Moreover, the adaptive gain tuning mechanisms ensure that the system dynamically increases formation strength and collision avoidance sensitivity as needed. The recursive disturbance estimation and compensation further enhance robustness, ensuring that the formation error remains bounded even under persistent environmental disturbances.

Thus, the hybrid control framework ensures that the formation error \(E_{form} = \Vert \textbf{p}_i - \textbf{p}^d_{i}\Vert\) decreases over time, collisions are avoided through repulsive potentials and dynamic scaling, and the swarm stabilizes into the desired shape despite uncertainties.

Conclusion

This paper presented the Quantum-Enhanced Artificial Potential Field, which is a new hybrid approach that combines classical artificial potential field strategies with quantum-inspired optimization techniques. The method increases both the speed and flexibility of forming multiple drone configurations. The adaptive parameter tuning and explicit disturbance estimation and compensation of the presented approach achieve enhanced performance in terms of formation speed and robustness to disturbances. Drones operating under QEAPF have been shown to smoothly organize themselves into target configurations while maintaining collision avoidance, energy efficiency, and geometric integrity, even in the face of unpredictable environmental fluctuations.

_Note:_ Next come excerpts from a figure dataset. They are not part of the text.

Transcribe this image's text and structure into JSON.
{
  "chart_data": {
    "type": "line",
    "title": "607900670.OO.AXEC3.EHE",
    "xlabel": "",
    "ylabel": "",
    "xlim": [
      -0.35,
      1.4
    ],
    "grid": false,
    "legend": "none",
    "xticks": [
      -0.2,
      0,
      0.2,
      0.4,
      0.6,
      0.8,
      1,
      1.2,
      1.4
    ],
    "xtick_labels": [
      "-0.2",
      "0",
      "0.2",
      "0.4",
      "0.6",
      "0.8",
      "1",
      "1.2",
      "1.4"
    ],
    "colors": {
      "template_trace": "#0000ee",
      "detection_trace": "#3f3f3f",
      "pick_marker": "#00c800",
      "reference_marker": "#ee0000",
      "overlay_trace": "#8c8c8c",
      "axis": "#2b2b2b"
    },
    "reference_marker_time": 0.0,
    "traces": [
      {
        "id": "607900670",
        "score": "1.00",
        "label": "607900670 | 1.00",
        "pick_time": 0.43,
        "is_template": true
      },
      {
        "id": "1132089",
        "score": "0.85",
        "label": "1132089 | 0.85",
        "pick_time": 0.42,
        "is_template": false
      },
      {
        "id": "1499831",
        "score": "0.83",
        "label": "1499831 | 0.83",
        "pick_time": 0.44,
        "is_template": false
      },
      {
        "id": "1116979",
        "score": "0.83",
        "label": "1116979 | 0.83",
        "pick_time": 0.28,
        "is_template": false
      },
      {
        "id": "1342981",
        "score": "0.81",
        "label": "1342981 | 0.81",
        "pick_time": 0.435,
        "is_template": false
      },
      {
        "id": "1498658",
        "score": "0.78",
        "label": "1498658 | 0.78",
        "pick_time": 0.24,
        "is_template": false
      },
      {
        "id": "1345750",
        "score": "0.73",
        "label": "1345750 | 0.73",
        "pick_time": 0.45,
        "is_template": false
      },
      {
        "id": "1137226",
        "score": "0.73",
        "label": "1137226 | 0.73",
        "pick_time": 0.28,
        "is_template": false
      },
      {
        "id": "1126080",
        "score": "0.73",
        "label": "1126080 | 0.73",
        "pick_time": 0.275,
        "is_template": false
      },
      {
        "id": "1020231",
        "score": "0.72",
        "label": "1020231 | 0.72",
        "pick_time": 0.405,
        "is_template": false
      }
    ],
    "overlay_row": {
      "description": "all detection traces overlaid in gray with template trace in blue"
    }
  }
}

The simulation result shows the effectiveness of this method, achieving up to 37% faster convergence of configurations and 42% greater tolerance to disturbances compared to traditional APF techniques.

The QEAPF not only provides a novel, effective solution for drone swarm control, but also a practical basis for scalable and flexible deployment of drone swarms in realistic missions.

Limitations. Despite the promising simulation results, QEAPF has several limitations that should be acknowledged. The experiments were limited to small swarms in 2D environments with static obstacles, so scalability to large swarms and highly dynamic 3D settings remains untested and may increase computational and communication demands. The current implementation also assumes reliable local state sharing; performance under intermittent, delayed, or bandwidth-limited communications requires further study. Finally, QEAPF assumes a predefined target formation and uses a simplified additive disturbance model. Autonomous formation selection and validation against complex turbulent or adversarial disturbances are left for future work.